Although free fatty acids are the dominant substrate for myocardial cells under aerobic conditions, under ischemic conditions, a shift occurs toward anaerobic glycolysis, and long-chain free fatty acids can have deleterious effects. As stated by Hendrickson et al, 11 free fatty acids can result in “accumulation of toxic intermediates of free fatty acid metabolism..., inhibition of glucose utilization, particularly glycolysis during ischemia/and or reperfusion, and uncoupling of oxidative metabolism from electron transfer.” Because enhancement of glycolysis during ischemia has been shown to reduce ischemic damage, 12 factors that inhibit glycolysis, such as free fatty acids, would be expected to have a deleterious effect during ischemia/reperfusion. Free fatty acid metabolism in this setting also results in higher production of lactate and hydrogen ions, which can reduce cardiac contractility, cause diastolic dysfunction, and reduce the heart’s threshold for arrhythmias. Rogers et al13 reported a study of 70 patients with acute myocardial infarction in whom an infusion of GIK caused a dramatic fall in free fatty acid levels. Compared with a matched control group of patients, the mortality rate was reduced 4-fold in those receiving GIK.

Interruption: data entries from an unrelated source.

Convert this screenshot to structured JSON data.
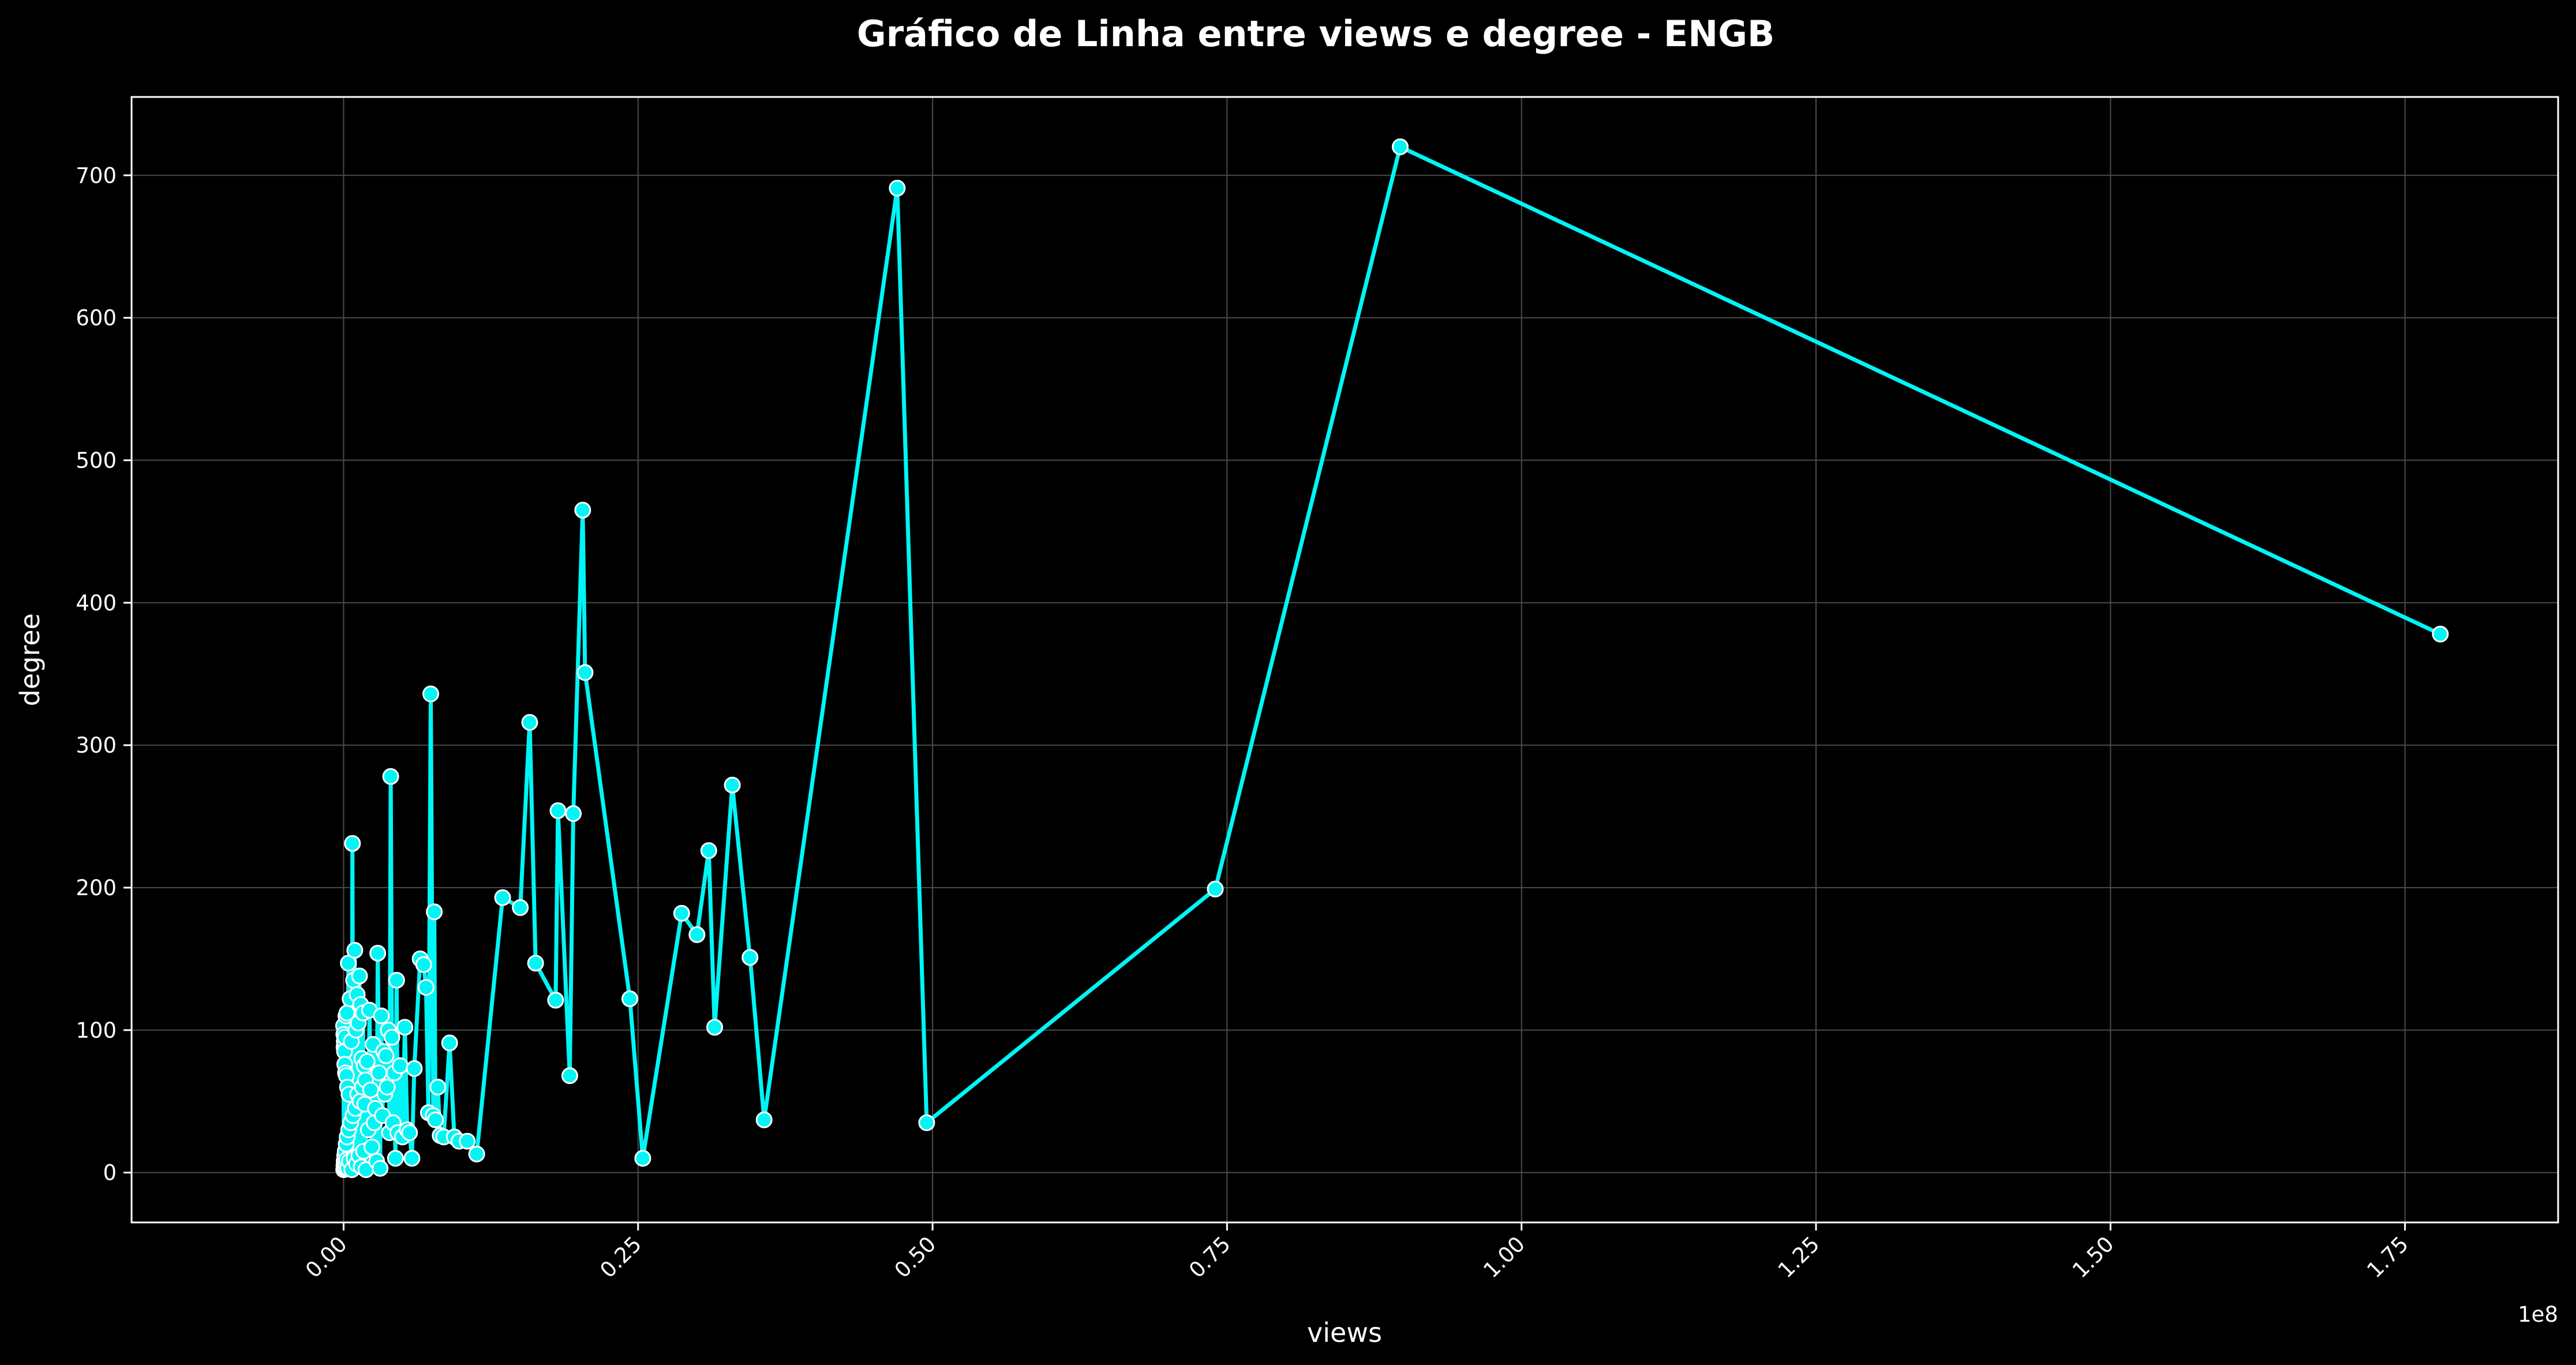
{
  "chart_data": {
    "type": "line",
    "title": "Gráfico de Linha entre views e degree - ENGB",
    "xlabel": "views",
    "ylabel": "degree",
    "x_offset_label": "1e8",
    "xlim": [
      -0.18,
      1.88
    ],
    "ylim": [
      -35,
      755
    ],
    "x_ticks": [
      0.0,
      0.25,
      0.5,
      0.75,
      1.0,
      1.25,
      1.5,
      1.75
    ],
    "x_tick_labels": [
      "0.00",
      "0.25",
      "0.50",
      "0.75",
      "1.00",
      "1.25",
      "1.50",
      "1.75"
    ],
    "y_ticks": [
      0,
      100,
      200,
      300,
      400,
      500,
      600,
      700
    ],
    "y_tick_labels": [
      "0",
      "100",
      "200",
      "300",
      "400",
      "500",
      "600",
      "700"
    ],
    "grid": true,
    "colors": {
      "line": "#00f5f5",
      "marker_face": "#00f5f5",
      "marker_edge": "#ffffff",
      "background": "#000000",
      "grid": "#4a4a4a"
    },
    "series": [
      {
        "x": [
          0.0,
          0.0001,
          0.0002,
          0.0003,
          0.0004,
          0.0005,
          0.0006,
          0.0007,
          0.0008,
          0.0009,
          0.001,
          0.0011,
          0.0012,
          0.0014,
          0.0016,
          0.0018,
          0.002,
          0.0022,
          0.0024,
          0.0026,
          0.0028,
          0.003,
          0.0033,
          0.0036,
          0.004,
          0.0043,
          0.0046,
          0.005,
          0.0055,
          0.006,
          0.0065,
          0.007,
          0.0075,
          0.008,
          0.0085,
          0.009,
          0.0095,
          0.01,
          0.0105,
          0.011,
          0.0115,
          0.012,
          0.0125,
          0.013,
          0.0135,
          0.014,
          0.0145,
          0.015,
          0.0155,
          0.016,
          0.0165,
          0.017,
          0.0175,
          0.018,
          0.0185,
          0.019,
          0.02,
          0.021,
          0.022,
          0.023,
          0.024,
          0.025,
          0.026,
          0.027,
          0.028,
          0.029,
          0.03,
          0.031,
          0.032,
          0.033,
          0.034,
          0.035,
          0.036,
          0.037,
          0.038,
          0.039,
          0.04,
          0.041,
          0.042,
          0.043,
          0.044,
          0.045,
          0.046,
          0.048,
          0.05,
          0.052,
          0.054,
          0.056,
          0.058,
          0.06,
          0.065,
          0.068,
          0.07,
          0.072,
          0.074,
          0.076,
          0.077,
          0.078,
          0.08,
          0.082,
          0.085,
          0.09,
          0.094,
          0.098,
          0.105,
          0.113,
          0.135,
          0.15,
          0.158,
          0.163,
          0.18,
          0.182,
          0.192,
          0.195,
          0.203,
          0.205,
          0.243,
          0.254,
          0.287,
          0.3,
          0.31,
          0.315,
          0.33,
          0.345,
          0.357,
          0.47,
          0.495,
          0.74,
          0.897,
          1.78
        ],
        "y": [
          103,
          2,
          97,
          5,
          88,
          8,
          92,
          3,
          85,
          12,
          76,
          4,
          95,
          15,
          70,
          6,
          110,
          20,
          68,
          9,
          112,
          25,
          60,
          3,
          147,
          30,
          55,
          8,
          122,
          35,
          92,
          2,
          231,
          40,
          135,
          10,
          156,
          45,
          100,
          6,
          125,
          55,
          105,
          12,
          138,
          50,
          118,
          4,
          80,
          60,
          112,
          15,
          75,
          48,
          65,
          2,
          78,
          30,
          114,
          58,
          18,
          90,
          35,
          45,
          8,
          154,
          70,
          3,
          110,
          40,
          85,
          55,
          82,
          60,
          100,
          28,
          278,
          95,
          35,
          70,
          10,
          135,
          28,
          75,
          25,
          102,
          30,
          28,
          10,
          73,
          150,
          146,
          130,
          42,
          336,
          40,
          183,
          37,
          60,
          26,
          25,
          91,
          25,
          22,
          22,
          13,
          193,
          186,
          316,
          147,
          121,
          254,
          68,
          252,
          465,
          351,
          122,
          10,
          182,
          167,
          226,
          102,
          272,
          151,
          37,
          691,
          35,
          199,
          720,
          378
        ]
      }
    ]
  }
}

Although an earlier theory held that GIK worked by both increasing the availability and facilitating the entry of glucose into the cardiomyocyte, this “oversupply” of glucose (depending on the GIK formulation used) can lead to acute elevation of glucose compared with the pretreatment level. Hyperglycemia is now recognized to be associated with a host of negative cardiovascular phenomena, including abnormal vascular responsiveness, thrombus formation, increased platelet aggregation, and inflammation, 14, 15 as well as having direct effects on cardiac systolic and diastolic function. As will be discussed later, any benefit due to GIK could be counterbalanced or neutralized by the hyperglycemia that often accompanies GIK administration, particularly when given in high-dose formulation. In contrast, insulin is thought to have an antiinflammatory, antioxidant effect, as well as a vasodilatory effect through the release of nitric oxide and increased expression of endothelial nitric oxide synthase. Insulin also inhibits platelet aggregation and has a profibrinolytic affect. The mechanisms by which insulin may have a cardioprotective effect are complex and are shown in further detail in Figure 1. A glucose and insulin infusion causes potassium to move intracellularly, so the addition of exogenous potassium helps prevent hypokalemia and helps to electrically stabilize the myocardial cell membrane to avoid arrhythmias.